El balance de más de dos décadas del experimento liberal
en A.L. es sombrío. La concentración del progreso técnico
en las economías centrales ha reforzado tremendamente la dependencia
tecnológica de la región. Vulnerable a la concurrencia de
productos importados, el parque industrial de las economías latinoamericanas
-la columna vertebral de cualquier economía- ha comenzado a ser
desmantelado. Sin condiciones de atender a los requisitos técnicos
y financieros necesarios para la absorción de las nuevas tecnologías,
sus economías han quedado incapacitadas para aprovecharlas para
modernizar sus fuerzas productivas. Los pocos países de la región
que, después de mucho esfuerzo, consiguieron avanzar en el proceso
de industrialización, fueron condenados a retroceder en la historia
y a revitalizar sus complejos exportadores, basados en la producción
de materias primas agrícolas y productos manufacturados de bajísimo
contenido tecnológico.
La interminable crisis de sobreendeudamiento externo constituye una diabólica
trampa que refuerza la dependencia financiera. A merced de las vicisitudes
de las finanzas internacionales y de la tutela del FMI y del BM, la región
se ha visto forzada, tanto a generar megasuperavits comerciales, destinados
a pagar el servicio de la deuda externa, como a producir megadéficits
comerciales para viabilizar la compra maciza de productos extranjeros
y la absorción del exceso de liquidez en los mercados financieros
internacionales. El programa de ajuste sin fin dictado por los organismos
internacionales ha condenado a A.L. al estancamiento.

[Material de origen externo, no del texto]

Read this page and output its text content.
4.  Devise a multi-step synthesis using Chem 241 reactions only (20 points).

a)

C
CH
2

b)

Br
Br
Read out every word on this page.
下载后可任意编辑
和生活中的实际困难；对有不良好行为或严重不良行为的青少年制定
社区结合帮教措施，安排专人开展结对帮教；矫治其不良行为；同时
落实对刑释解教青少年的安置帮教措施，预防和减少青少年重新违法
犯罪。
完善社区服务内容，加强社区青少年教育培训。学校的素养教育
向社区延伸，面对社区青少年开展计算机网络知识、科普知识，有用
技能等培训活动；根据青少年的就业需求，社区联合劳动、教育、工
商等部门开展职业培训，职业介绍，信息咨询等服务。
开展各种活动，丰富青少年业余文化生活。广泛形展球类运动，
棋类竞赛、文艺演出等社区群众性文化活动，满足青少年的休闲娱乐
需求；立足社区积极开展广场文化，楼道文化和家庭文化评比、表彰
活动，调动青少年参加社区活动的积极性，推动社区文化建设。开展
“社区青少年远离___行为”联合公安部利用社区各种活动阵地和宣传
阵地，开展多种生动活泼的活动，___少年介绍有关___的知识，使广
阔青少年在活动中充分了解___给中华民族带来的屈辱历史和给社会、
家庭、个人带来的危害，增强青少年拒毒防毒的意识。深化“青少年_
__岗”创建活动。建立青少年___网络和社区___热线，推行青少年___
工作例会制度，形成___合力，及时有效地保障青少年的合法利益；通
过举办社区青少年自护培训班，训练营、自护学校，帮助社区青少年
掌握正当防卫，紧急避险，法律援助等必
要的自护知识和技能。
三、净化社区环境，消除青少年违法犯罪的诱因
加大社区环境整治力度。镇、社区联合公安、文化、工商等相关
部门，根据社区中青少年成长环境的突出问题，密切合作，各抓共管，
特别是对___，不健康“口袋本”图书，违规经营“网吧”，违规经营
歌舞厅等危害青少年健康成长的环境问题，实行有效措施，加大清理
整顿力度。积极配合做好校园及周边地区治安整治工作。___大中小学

Por fin, la hegemonía de la ideología neoliberal ha llevado
al paroxismo la dependencia cultural, haciendo especialmente vulnerables
a nuestras sociedades ante el proceso de «americanización»
de los estilos de vida y de los patrones de consumo. Paralelamente, el
ataque al Estado ha comprometido la integridad de los centros internos
de decisión, dejando los países de la región impotentes
ante las acciones de pillaje del gran capital -nacional e internacional-.
Sujeta al capricho del mercado, A.L. quedó desprotegida en un marco
histórico extraordinariamente adverso, que compromete su futuro.